France | France, Conseil d'État, 1ère et 6ème sous-sections réunies, 29 mai 2009, 318071


Vu 1°), sous le n° 318071, la requête, enregistrée le 4 juillet 2008 au secrétariat du contentieux du Conseil d'Etat, présentée par le SYNDICAT NATIONAL DE CHIRURGIE PLASTIQUE RECONSTRUCTRICE ET ESTHETIQUE, dont le siège social est 26 rue de Belfort à Courbevoie (92400), représenté par son président en exercice, et par M. Jean-Pierre A, domicilié à ... ; le SYNDICAT NATIONAL DE CHIRURGIE PLASTIQUE RECONSTRUCTRICE ET ESTHETIQUE et M. A demandent au Conseil d'Etat :

1°) d'annuler pour excès de pouvoir le décret n° 2008-464 du 15 mai 2008 relatif à la redevance due à l'

hôpital par les praticiens hospitaliers à temps plein exerçant une activi...
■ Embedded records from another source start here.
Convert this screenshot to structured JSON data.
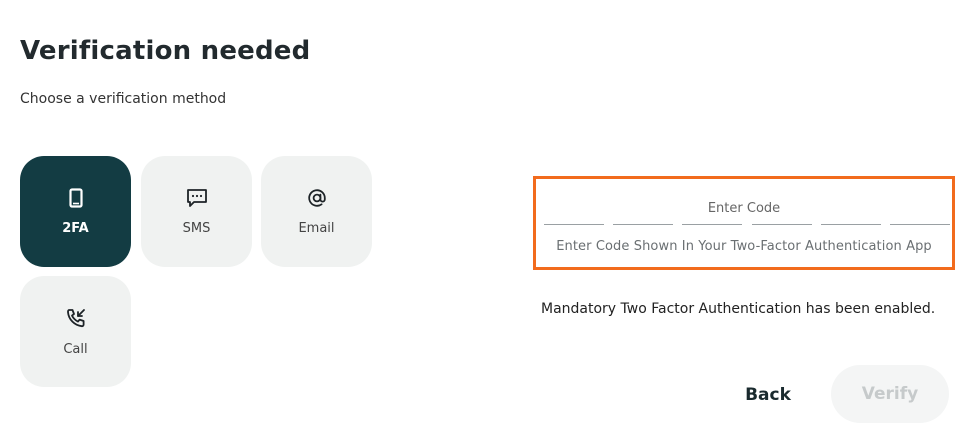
{
  "header": {
    "title": "Verification needed",
    "subtitle": "Choose a verification method"
  },
  "methods": [
    {
      "label": "2FA",
      "icon": "smartphone-icon",
      "selected": true
    },
    {
      "label": "SMS",
      "icon": "message-icon",
      "selected": false
    },
    {
      "label": "Email",
      "icon": "at-sign-icon",
      "selected": false
    },
    {
      "label": "Call",
      "icon": "phone-call-icon",
      "selected": false
    }
  ],
  "code": {
    "label": "Enter Code",
    "hint": "Enter Code Shown In Your Two-Factor Authentication App",
    "digits": 6,
    "value": ""
  },
  "notice": "Mandatory Two Factor Authentication has been enabled.",
  "actions": {
    "back_label": "Back",
    "verify_label": "Verify"
  },
  "colors": {
    "selected_bg": "#133c43",
    "tile_bg": "#f0f2f1",
    "highlight_border": "#f26b1d",
    "disabled_text": "#c6cacb"
  }
}
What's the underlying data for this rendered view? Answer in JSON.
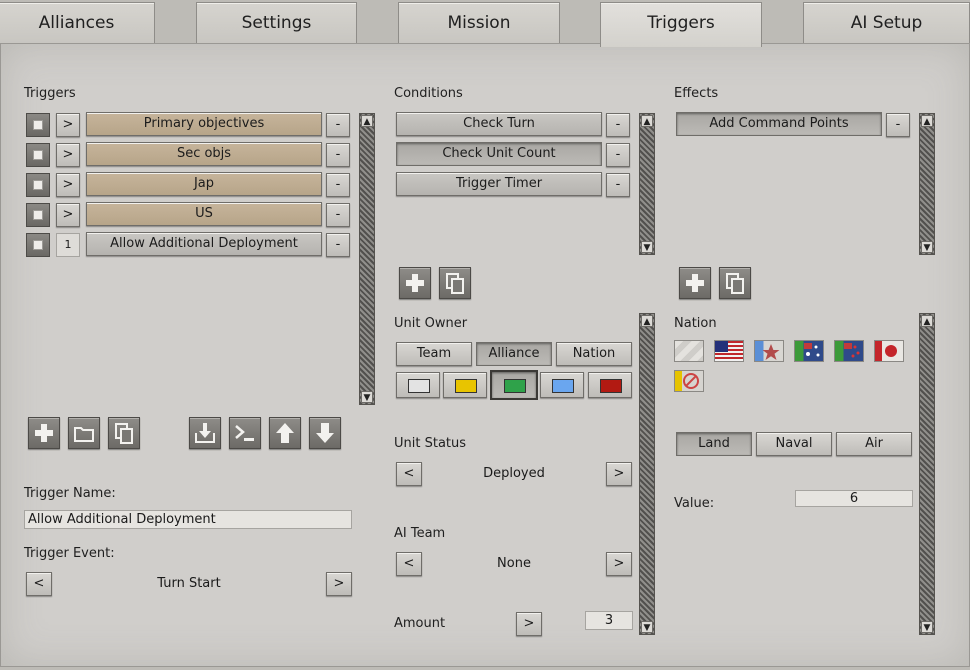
{
  "tabs": [
    "Alliances",
    "Settings",
    "Mission",
    "Triggers",
    "AI Setup"
  ],
  "active_tab": "Triggers",
  "triggers": {
    "heading": "Triggers",
    "items": [
      {
        "toggle": ">",
        "label": "Primary objectives",
        "remove": "-"
      },
      {
        "toggle": ">",
        "label": "Sec objs",
        "remove": "-"
      },
      {
        "toggle": ">",
        "label": "Jap",
        "remove": "-"
      },
      {
        "toggle": ">",
        "label": "US",
        "remove": "-"
      },
      {
        "toggle": "1",
        "label": "Allow Additional Deployment",
        "remove": "-"
      }
    ],
    "name_label": "Trigger Name:",
    "name_value": "Allow Additional Deployment",
    "event_label": "Trigger Event:",
    "event_value": "Turn Start",
    "prev": "<",
    "next": ">"
  },
  "conditions": {
    "heading": "Conditions",
    "items": [
      {
        "label": "Check Turn",
        "remove": "-"
      },
      {
        "label": "Check Unit Count",
        "remove": "-"
      },
      {
        "label": "Trigger Timer",
        "remove": "-"
      }
    ],
    "unit_owner_label": "Unit Owner",
    "owner_modes": [
      "Team",
      "Alliance",
      "Nation"
    ],
    "selected_owner_mode": "Alliance",
    "team_colors": [
      "#e3e3e3",
      "#e8c400",
      "#2fa24a",
      "#6aa6ef",
      "#b21a12"
    ],
    "selected_team_color": "#2fa24a",
    "unit_status_label": "Unit Status",
    "unit_status_value": "Deployed",
    "ai_team_label": "AI Team",
    "ai_team_value": "None",
    "amount_label": "Amount",
    "amount_button": ">",
    "amount_value": "3",
    "prev": "<",
    "next": ">"
  },
  "effects": {
    "heading": "Effects",
    "items": [
      {
        "label": "Add Command Points",
        "remove": "-"
      }
    ],
    "nation_label": "Nation",
    "domains": [
      "Land",
      "Naval",
      "Air"
    ],
    "selected_domain": "Land",
    "value_label": "Value:",
    "value": "6"
  },
  "icons": {
    "scroll_up": "▲",
    "scroll_down": "▼"
  }
}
Vu 1°), sous le n° 318071, la requête, enregistrée le 4 juillet 2008 au secrétariat du contentieux du Conseil d'Etat, présentée par le SYNDICAT NATIONAL DE CHIRURGIE PLASTIQUE RECONSTRUCTRICE ET ESTHETIQUE, dont le siège social est 26 rue de Belfort à Courbevoie (92400), représenté par son président en exercice, et par M. Jean-Pierre A, domicilié à ... ; le SYNDICAT NATIONAL DE CHIRURGIE PLASTIQUE RECONSTRUCTRICE ET ESTHETIQUE et M. A demandent au Conseil d'Etat :

1°) d'annuler pour excès de pouvoir le décret n° 2008-464 du 15 mai 2008 relatif à la redevance due à l'hôpital par les praticiens hospitaliers à temps plein exerçant une activité libérale dans les établissements publics de santé ;

2°) de mettre à la charge de l'Etat le versement de la somme de 2 000 euros au titre de l'article L. 761-1 du code de justice administrative ;

Vu 2°), sous le n° 322288, la requête, enregistrée le 7 novembre 2008 au secrétariat du contentieux du Conseil d'Etat, présentée par le SYNDICAT NATIONAL DE DEFENSE DE L'EXERCICE LIBERAL DE LA MEDECINE A L'HOPITAL, dont le siège est Académie nationale de chirurgie, 15 rue de l'Ecole de médecine à Paris (75006), représenté par son président en exercice ; le syndicat demande au Conseil d'Etat :

1°) d'annuler pour excès de pouvoir, d'une part, le même décret du 15 mai 2008, d'autre part, le décret n° 2008-1060 du 14 octobre 2008 relatif à la redevance due à l'hôpital par les praticiens hospitaliers à temps plein exerçant une activité libérale dans les établissements publics de santé ;

2°) de mettre à la charge de l'Etat le versement de la somme de 6 000 euros au titre de l'article L. 761-1 du code de justice administrative ;

....................................................................................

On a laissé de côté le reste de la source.